CPT code 17276 is a medical code used for the procedure involving the destruction of skin lesions.
CPT code 17276 is used to describe the medical procedure for the destruction of skin lesions. This code specifically refers to the treatment where a healthcare provider removes abnormal skin growths, such as warts, moles, or other lesions, using methods like laser surgery, cryotherapy (freezing), or electrosurgery (burning). This procedure is typically performed to eliminate potentially harmful or bothersome skin lesions and to prevent them from causing further health issues.
When billing for the destruction of skin lesions using CPT code 17276, it is important to consider the appropriate modifiers to ensure accurate reimbursement and compliance with payer requirements. Below is a list of potential modifiers that could be used with CPT code 17276, along with the reasons for their use:
1. Modifier 25: Significant, separately identifiable evaluation and management (E/M) service by the same physician or other qualified healthcare professional on the same day of the procedure or other service.
- Use this modifier if an E/M service was provided on the same day as the destruction of skin lesions and is distinct from the procedure itself.
2. Modifier 50: Bilateral procedure.
- Use this modifier if the destruction of skin lesions was performed on both sides of the body during the same session.
3. Modifier 51: Multiple procedures.
- Use this modifier if multiple procedures, including the destruction of skin lesions, were performed during the same session.
4. Modifier 59: Distinct procedural service.
- Use this modifier to indicate that the destruction of skin lesions was a distinct procedural service from other services provided on the same day.
5. Modifier 76: Repeat procedure or service by the same physician or other qualified healthcare professional.

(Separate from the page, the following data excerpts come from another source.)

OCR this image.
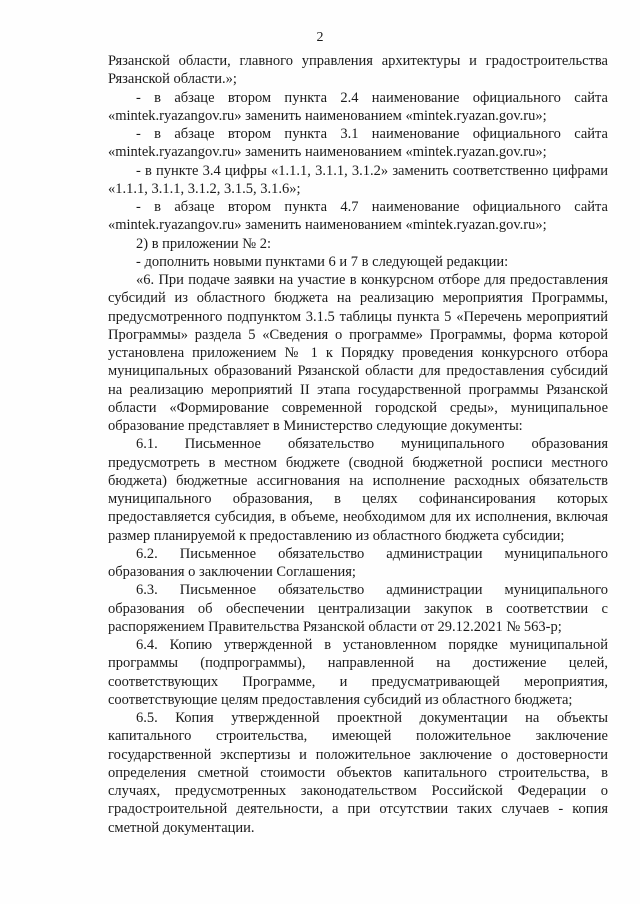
2

Рязанской области, главного управления архитектуры и градостроительства Рязанской области.»;

- в абзаце втором пункта 2.4 наименование официального сайта «mintek.ryazangov.ru» заменить наименованием «mintek.ryazan.gov.ru»;

- в абзаце втором пункта 3.1 наименование официального сайта «mintek.ryazangov.ru» заменить наименованием «mintek.ryazan.gov.ru»;

- в пункте 3.4 цифры «1.1.1, 3.1.1, 3.1.2» заменить соответственно цифрами «1.1.1, 3.1.1, 3.1.2, 3.1.5, 3.1.6»;

- в абзаце втором пункта 4.7 наименование официального сайта «mintek.ryazangov.ru» заменить наименованием «mintek.ryazan.gov.ru»;

2) в приложении № 2:

- дополнить новыми пунктами 6 и 7 в следующей редакции:

«6. При подаче заявки на участие в конкурсном отборе для предоставления субсидий из областного бюджета на реализацию мероприятия Программы, предусмотренного подпунктом 3.1.5 таблицы пункта 5 «Перечень мероприятий Программы» раздела 5 «Сведения о программе» Программы, форма которой установлена приложением № 1 к Порядку проведения конкурсного отбора муниципальных образований Рязанской области для предоставления субсидий на реализацию мероприятий II этапа государственной программы Рязанской области «Формирование современной городской среды», муниципальное образование представляет в Министерство следующие документы:

6.1. Письменное обязательство муниципального образования предусмотреть в местном бюджете (сводной бюджетной росписи местного бюджета) бюджетные ассигнования на исполнение расходных обязательств муниципального образования, в целях софинансирования которых предоставляется субсидия, в объеме, необходимом для их исполнения, включая размер планируемой к предоставлению из областного бюджета субсидии;

6.2. Письменное обязательство администрации муниципального образования о заключении Соглашения;

6.3. Письменное обязательство администрации муниципального образования об обеспечении централизации закупок в соответствии с распоряжением Правительства Рязанской области от 29.12.2021 № 563-р;

6.4. Копию утвержденной в установленном порядке муниципальной программы (подпрограммы), направленной на достижение целей, соответствующих Программе, и предусматривающей мероприятия, соответствующие целям предоставления субсидий из областного бюджета;

6.5. Копия утвержденной проектной документации на объекты капитального строительства, имеющей положительное заключение государственной экспертизы и положительное заключение о достоверности определения сметной стоимости объектов капитального строительства, в случаях, предусмотренных законодательством Российской Федерации о градостроительной деятельности, а при отсутствии таких случаев - копия сметной документации.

- Use this modifier if the destruction of skin lesions was repeated by the same provider on the same day.
6. Modifier 77: Repeat procedure by another physician or other qualified healthcare professional.
- Use this modifier if the destruction of skin lesions was repeated by a different provider on the same day.

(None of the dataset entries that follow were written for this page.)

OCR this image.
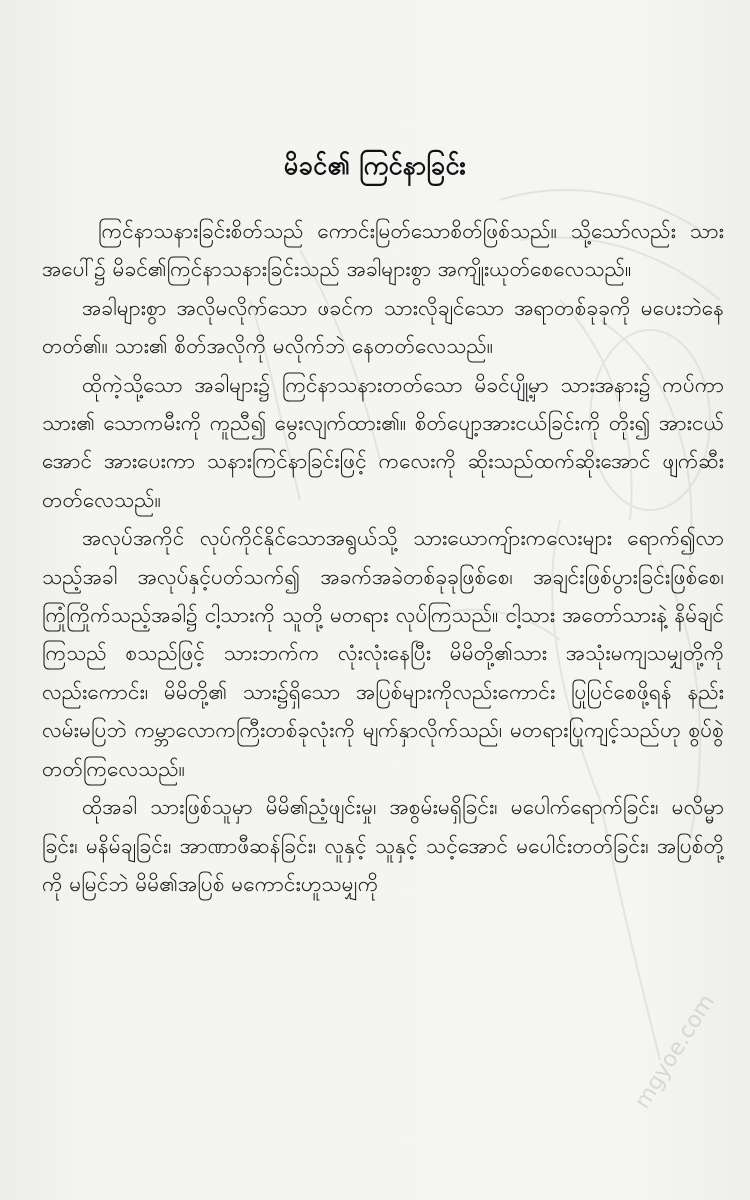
မိခင်၏ ကြင်နာခြင်း

ကြင်နာသနားခြင်းစိတ်သည် ကောင်းမြတ်သောစိတ်ဖြစ်သည်။ သို့သော်လည်း သားအပေါ်၌ မိခင်၏ကြင်နာသနားခြင်းသည် အခါများစွာ အကျိုးယုတ်စေလေသည်။

အခါများစွာ အလိုမလိုက်သော ဖခင်က သားလိုချင်သော အရာတစ်ခုခုကို မပေးဘဲနေတတ်၏။ သား၏ စိတ်အလိုကို မလိုက်ဘဲ နေတတ်လေသည်။

ထိုကဲ့သို့သော အခါများ၌ ကြင်နာသနားတတ်သော မိခင်ပျို့မှာ သားအနား၌ ကပ်ကာ သား၏ သောကမီးကို ကူညီ၍ မွေးလျက်ထား၏။ စိတ်ပျော့အားငယ်ခြင်းကို တိုး၍ အားငယ်အောင် အားပေးကာ သနားကြင်နာခြင်းဖြင့် ကလေးကို ဆိုးသည်ထက်ဆိုးအောင် ဖျက်ဆီးတတ်လေသည်။

အလုပ်အကိုင် လုပ်ကိုင်နိုင်သောအရွယ်သို့ သားယောကျ်ားကလေးများ ရောက်၍လာသည့်အခါ အလုပ်နှင့်ပတ်သက်၍ အခက်အခဲတစ်ခုခုဖြစ်စေ၊ အချင်းဖြစ်ပွားခြင်းဖြစ်စေ၊ ကြုံကြိုက်သည့်အခါ၌ ငါ့သားကို သူတို့ မတရား လုပ်ကြသည်။ ငါ့သား အတော်သားနဲ့ နိမ်ချင်ကြသည် စသည်ဖြင့် သားဘက်က လုံးလုံးနေပြီး မိမိတို့၏သား အသုံးမကျသမျှတို့ကိုလည်းကောင်း၊ မိမိတို့၏ သား၌ရှိသော အပြစ်များကိုလည်းကောင်း ပြုပြင်စေဖို့ရန် နည်းလမ်းမပြဘဲ ကမ္ဘာလောကကြီးတစ်ခုလုံးကို မျက်နှာလိုက်သည်၊ မတရားပြုကျင့်သည်ဟု စွပ်စွဲတတ်ကြလေသည်။

ထိုအခါ သားဖြစ်သူမှာ မိမိ၏ညံ့ဖျင်းမှု၊ အစွမ်းမရှိခြင်း၊ မပေါက်ရောက်ခြင်း၊ မလိမ္မာခြင်း၊ မနိမ်ချခြင်း၊ အာဏာဖီဆန်ခြင်း၊ လူနှင့် သူနှင့် သင့်အောင် မပေါင်းတတ်ခြင်း၊ အပြစ်တို့ကို မမြင်ဘဲ မိမိ၏အပြစ် မကောင်းဟူသမျှကို

mgyoe.com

7. Modifier 78: Unplanned return to the operating/procedure room by the same physician or other qualified healthcare professional following initial procedure for a related procedure during the postoperative period.

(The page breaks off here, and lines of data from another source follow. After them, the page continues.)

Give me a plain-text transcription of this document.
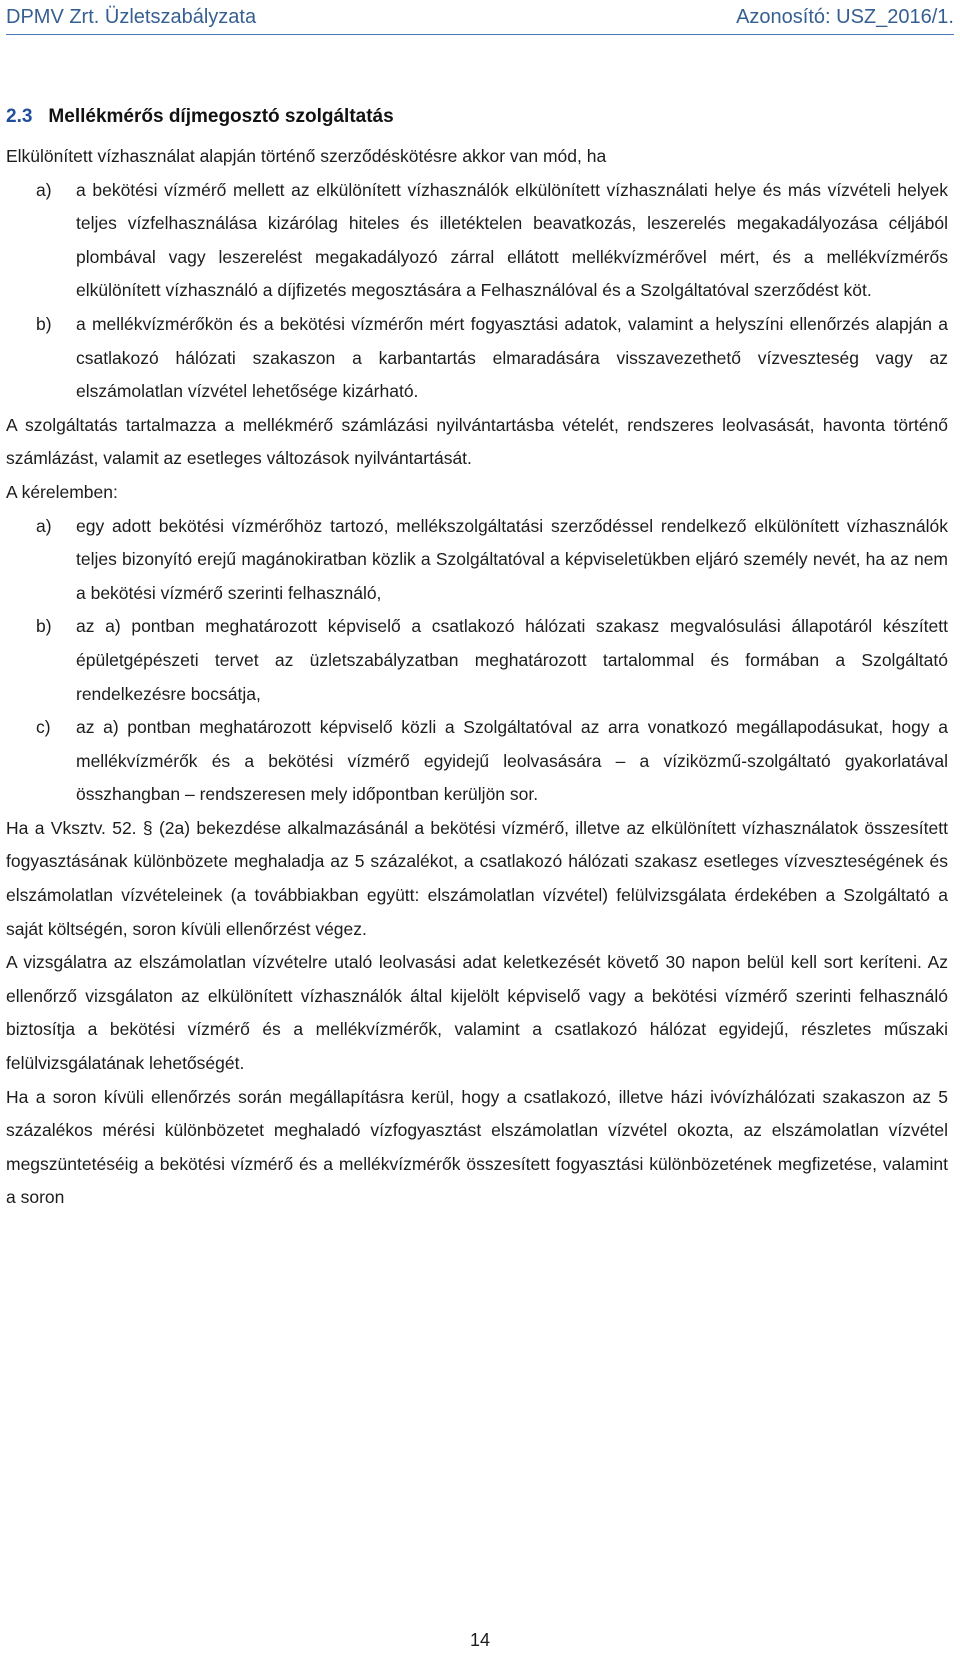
DPMV Zrt. Üzletszabályzata	Azonosító: USZ_2016/1.
2.3 Mellékmérős díjmegosztó szolgáltatás

Elkülönített vízhasználat alapján történő szerződéskötésre akkor van mód, ha

a)	a bekötési vízmérő mellett az elkülönített vízhasználók elkülönített vízhasználati helye és más vízvételi helyek teljes vízfelhasználása kizárólag hiteles és illetéktelen beavatkozás, leszerelés megakadályozása céljából plombával vagy leszerelést megakadályozó zárral ellátott mellékvízmérővel mért, és a mellékvízmérős elkülönített vízhasználó a díjfizetés megosztására a Felhasználóval és a Szolgáltatóval szerződést köt.
b)	a mellékvízmérőkön és a bekötési vízmérőn mért fogyasztási adatok, valamint a helyszíni ellenőrzés alapján a csatlakozó hálózati szakaszon a karbantartás elmaradására visszavezethető vízveszteség vagy az elszámolatlan vízvétel lehetősége kizárható.

A szolgáltatás tartalmazza a mellékmérő számlázási nyilvántartásba vételét, rendszeres leolvasását, havonta történő számlázást, valamit az esetleges változások nyilvántartását.

A kérelemben:

a)	egy adott bekötési vízmérőhöz tartozó, mellékszolgáltatási szerződéssel rendelkező elkülönített vízhasználók teljes bizonyító erejű magánokiratban közlik a Szolgáltatóval a képviseletükben eljáró személy nevét, ha az nem a bekötési vízmérő szerinti felhasználó,
b)	az a) pontban meghatározott képviselő a csatlakozó hálózati szakasz megvalósulási állapotáról készített épületgépészeti tervet az üzletszabályzatban meghatározott tartalommal és formában a Szolgáltató rendelkezésre bocsátja,
c)	az a) pontban meghatározott képviselő közli a Szolgáltatóval az arra vonatkozó megállapodásukat, hogy a mellékvízmérők és a bekötési vízmérő egyidejű leolvasására – a víziközmű-szolgáltató gyakorlatával összhangban – rendszeresen mely időpontban kerüljön sor.

Ha a Vksztv. 52. § (2a) bekezdése alkalmazásánál a bekötési vízmérő, illetve az elkülönített vízhasználatok összesített fogyasztásának különbözete meghaladja az 5 százalékot, a csatlakozó hálózati szakasz esetleges vízveszteségének és elszámolatlan vízvételeinek (a továbbiakban együtt: elszámolatlan vízvétel) felülvizsgálata érdekében a Szolgáltató a saját költségén, soron kívüli ellenőrzést végez.

A vizsgálatra az elszámolatlan vízvételre utaló leolvasási adat keletkezését követő 30 napon belül kell sort keríteni. Az ellenőrző vizsgálaton az elkülönített vízhasználók által kijelölt képviselő vagy a bekötési vízmérő szerinti felhasználó biztosítja a bekötési vízmérő és a mellékvízmérők, valamint a csatlakozó hálózat egyidejű, részletes műszaki felülvizsgálatának lehetőségét.

Ha a soron kívüli ellenőrzés során megállapításra kerül, hogy a csatlakozó, illetve házi ivóvízhálózati szakaszon az 5 százalékos mérési különbözetet meghaladó vízfogyasztást elszámolatlan vízvétel okozta, az elszámolatlan vízvétel megszüntetéséig a bekötési vízmérő és a mellékvízmérők összesített fogyasztási különbözetének megfizetése, valamint a soron

14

- Use this modifier if the patient had to return to the procedure room for additional destruction of skin lesions related to the initial procedure.
8. Modifier 79: Unrelated procedure or service by the same physician or other qualified healthcare professional during the postoperative period.
- Use this modifier if the destruction of skin lesions was unrelated to the initial procedure and occurred during the postoperative period of another procedure.
9. Modifier LT: Left side (used to identify procedures performed on the left side of the body).
- Use this modifier if the destruction of skin lesions was performed on the left side of the body.
10. Modifier RT: Right side (used to identify procedures performed on the right side of the body).
- Use this modifier if the destruction of skin lesions was performed on the right side of the body.
11. Modifier GA: Waiver of liability statement issued as required by payer policy, individual case.
- Use this modifier if an Advance Beneficiary Notice (ABN) was issued to the patient, indicating that the patient may be responsible for payment if the payer denies the claim.
12. Modifier GX: Notice of liability issued, voluntary under payer policy.
- Use this modifier if a voluntary ABN was issued to the patient, even though it is not required by the payer.
13. Modifier GY: Item or service statutorily excluded or does not meet the definition of any Medicare benefit.
- Use this modifier if the destruction of skin lesions is not covered by Medicare or does not meet the definition of a Medicare benefit.
14. Modifier GZ: Item or service expected to be denied as not reasonable and necessary.
- Use this modifier if the provider expects that the destruction of skin lesions will be denied by Medicare as not reasonable and necessary, and no ABN was issued.
By using the appropriate modifiers, healthcare providers can ensure that their claims for CPT code 17276 are accurately processed and reimbursed.
The CPT code 17276 is reimbursed by Medicare, but it is essential to verify the specific reimbursement details through the Medicare Physician Fee Schedule (MPFS). The MPFS provides the payment rates for services covered by Medicare, and it is updated annually to reflect changes in policy and practice costs.
Additionally, reimbursement can vary based on the region, as Medicare Administrative Contractors (MACs) are responsible for processing claims and setting local coverage determinations. Therefore, it is advisable to consult the relevant MAC for your area to confirm the specific reimbursement rates and any additional requirements for CPT code 17276.